Extrait #6 du roman en cours d’écriture « Le Néant et la Nuit »
Victor resta encore quelques minutes devant la fenêtre, à regarder passer des corbeaux, des bouts de plastique, pendant que son épouse repartait quelque part dans l’appartement, qui n’était pas très grand, mais suffisamment pour disparaître, et il se demandait, après cette discussion, cet échange bref, qui était peut être le seul de la journée, voire peut être le seul de la semaine, si cela aussi ça avait encore du sens, se demandait ce qui avait encore un sens finalement, si ce n’était pas aussi mentir finalement, tout ça, de continuer à faire semblant de travailler pour ces pantouflards, de continuer à leur servir d’esclave, de continuer à faire semblant à la maison, à faire semblant partout, que ce n’était finalement aussi là que de le manque de courage, que le goût des pantoufles et du miel, mais qu’il n’y avait pas vraiment grand-chose d’autre à faire peut être, sinon serrer les dents, cherche le sang, l’odeur du sang, le goût du sang, et trouver enfin quoi dire, et comment rebondir sur le micro succès qu’il avait eu peut être avec son livre, qui méritait selon lui bien plus, bien plus que le rien, bien plus que d’être invisible, bien plus que les salles quasiment vides dans lesquelles ils venaient faire ses lectures.
Les longues heures au bureau, ou devant l’écran d’ordinateur, les longues heures à la maison, à attendre, à tourner en rond, à déjeuner, à rester assis sur le canapé, les longues heures au lit la nuit, à regarder passer la nuit, à attendre, à regarder ce corps à côté de lui, l’entendre souffler, respirer, vivre, ronfler, triste, fatigué, sans passion, son corps à lui aussi sans âme, sans éclat, fatigué, son esprit rouillé, embrumé, rempli d’araignées, de spectres, de serpents, de ténèbres, rempli d’ennui, de rouille, lourde, incrusté dans les neurones, empêchant toute idée, toute action, toute décision, toute joie, toute phrase nouvelle, tout mot important, les questions, les envies, les désirs, les paires de jambes, les joies, les rires, la légèreté, les bouches, rouges, sensuelles, incendiaires, les pages blanches, les humiliations quotidiennes, l’absence de gloire, le placard, finalement, la vie comme placard, ennuyeuse, déjà morte, promise à rien, agonisante, les heures passées à écrire des pages inutiles, toutes ces phrases, tous ces mots, tout ce temps perdu, raturé, tout cela lui donnait, à ce moment là, devant la fenêtre, une migraine pas possible. Il but un verre et alla dans la salle de bain, se déshabilla, regarda son corps qui prenait de l’âge, qui restait correct, solide, mais qui se fripait par endroit, signe que le temps, la mort, et la tombe entamait leur travail, commençait doucement à creuse, lui signifiait qu’un jour, pas forcément tout de suite, car il avait encore du temps, il y passerait lui aussi, et il n’arrivait pas à se dire si c’était bien ou mal, tant il manquait de joie, d’envie, et que la tristesse et l’ennui étaient finalement déjà une mort en soi, et qu’il ne savait pas ce qui lui manquait, pour retrouver goût justement et sourire au lieu de mourir.

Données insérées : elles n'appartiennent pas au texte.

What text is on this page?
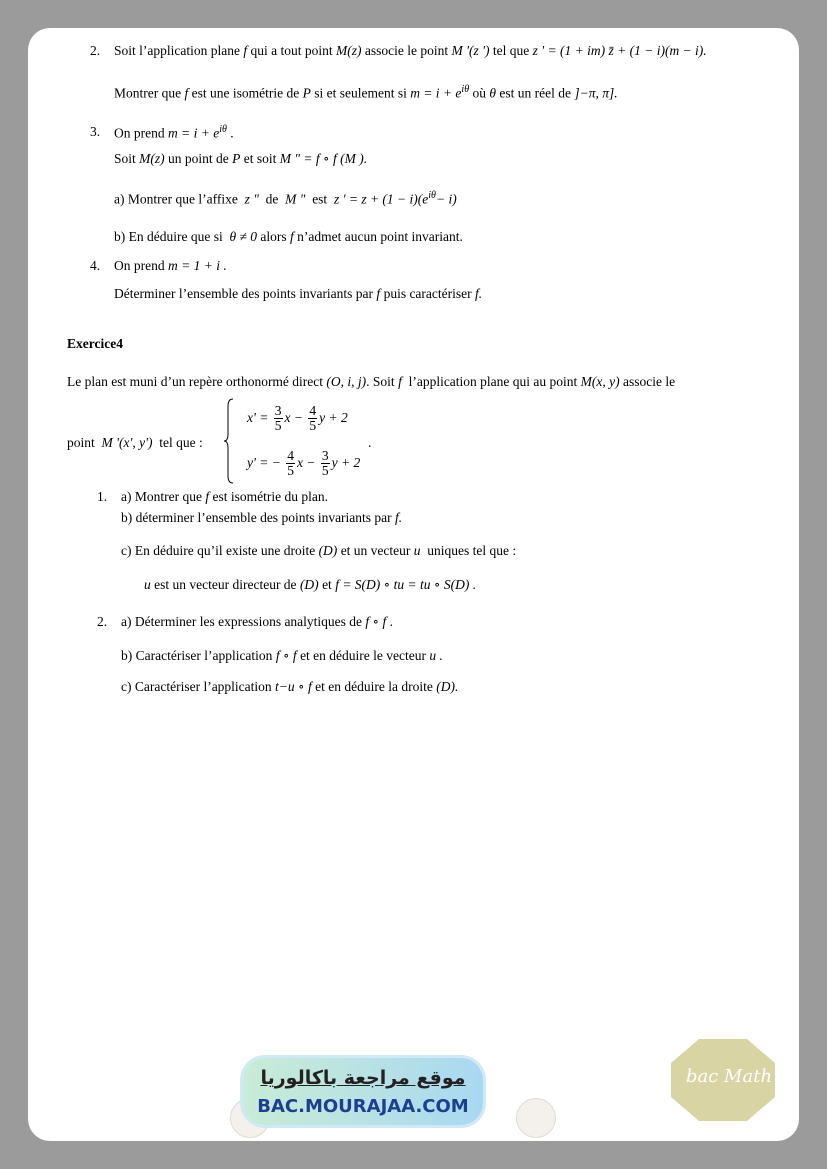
2. Soit l’application plane f qui a tout point M(z) associe le point M '(z ') tel que z ' = (1 + im) z̄ + (1 − i)(m − i).
Montrer que f est une isométrie de P si et seulement si $m = i + e^{i\theta}$ où θ est un réel de ]−π, π].
3. On prend $m = i + e^{i\theta}$ .
Soit M(z) un point de P et soit M " = f ∘ f (M ).
a) Montrer que l’affixe z " de M " est z ' = $z + (1 - i)(e^{i\theta}- i)$
b) En déduire que si θ ≠ 0 alors f n’admet aucun point invariant.
4. On prend m = 1 + i .
Déterminer l’ensemble des points invariants par f puis caractériser f.
Exercice4
Le plan est muni d’un repère orthonormé direct (O, i, j). Soit f l’application plane qui au point M(x, y) associe le
point M '(x', y') tel que :
$x' = \frac{3}{5}$ $x - \frac{4}{5}$ y + 2
y' = − $\frac{4}{5}$ $x - \frac{3}{5}$ y + 2
.
1. a) Montrer que f est isométrie du plan.
b) déterminer l’ensemble des points invariants par f.
c) En déduire qu’il existe une droite (D) et un vecteur u uniques tel que :
u est un vecteur directeur de (D) et f = S(D) ∘ tu = tu ∘ S(D) .
2. a) Déterminer les expressions analytiques de f ∘ f .
b) Caractériser l’application f ∘ f et en déduire le vecteur u .
c) Caractériser l’application t−u ∘ f et en déduire la droite (D).
موقع مراجعة باكالوريا
BAC.MOURAJAA.COM
bac Math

Il tourna le robinet, fit couler l’eau, installa le pommeau en hauteur et profita de ce moment, de cette solitude nécessaire, bienfaitrice, de l’eau qui coulait sur le corps, de ce régal, ce miel, et se dit qu’il y avait là en réalité sans doute une réponse, que l’esprit était terne, parce que le corps était terne, et que le corps était terne parce que le corps ne vivait pas, ne bougeait pas, n’exultait pas, restait enfermé dans une prison, dans l’ennui, manquait de sensation, de vie, le corps n’était plus vivant pour ainsi dire, ne savait plus s’il vivait vraiment ou pas, à force de vivre enterré, dans le noir, de ne rien ressentir, il entraînait l’esprit à être aussi terne, fatigué, et à ne rien ressentir, à ne plus apprécier rien d’autre qu’une douche, rien que l’eau coulant sur sa peau, et qu’il fallait sans doute faire quelque chose pour contrer ça, mais quoi se demandait-il, là sous l’eau, fraîche, coulant sur son corps, sur son torse, ses cuisses, son sexe qui pendouillait, toute cette chair inutile, assise des heures sur une chaise ou dans un lit, ne servant plus à rien, ne désirant presque plus rien, n’ayant plus aucune utilité, et plus aucun but.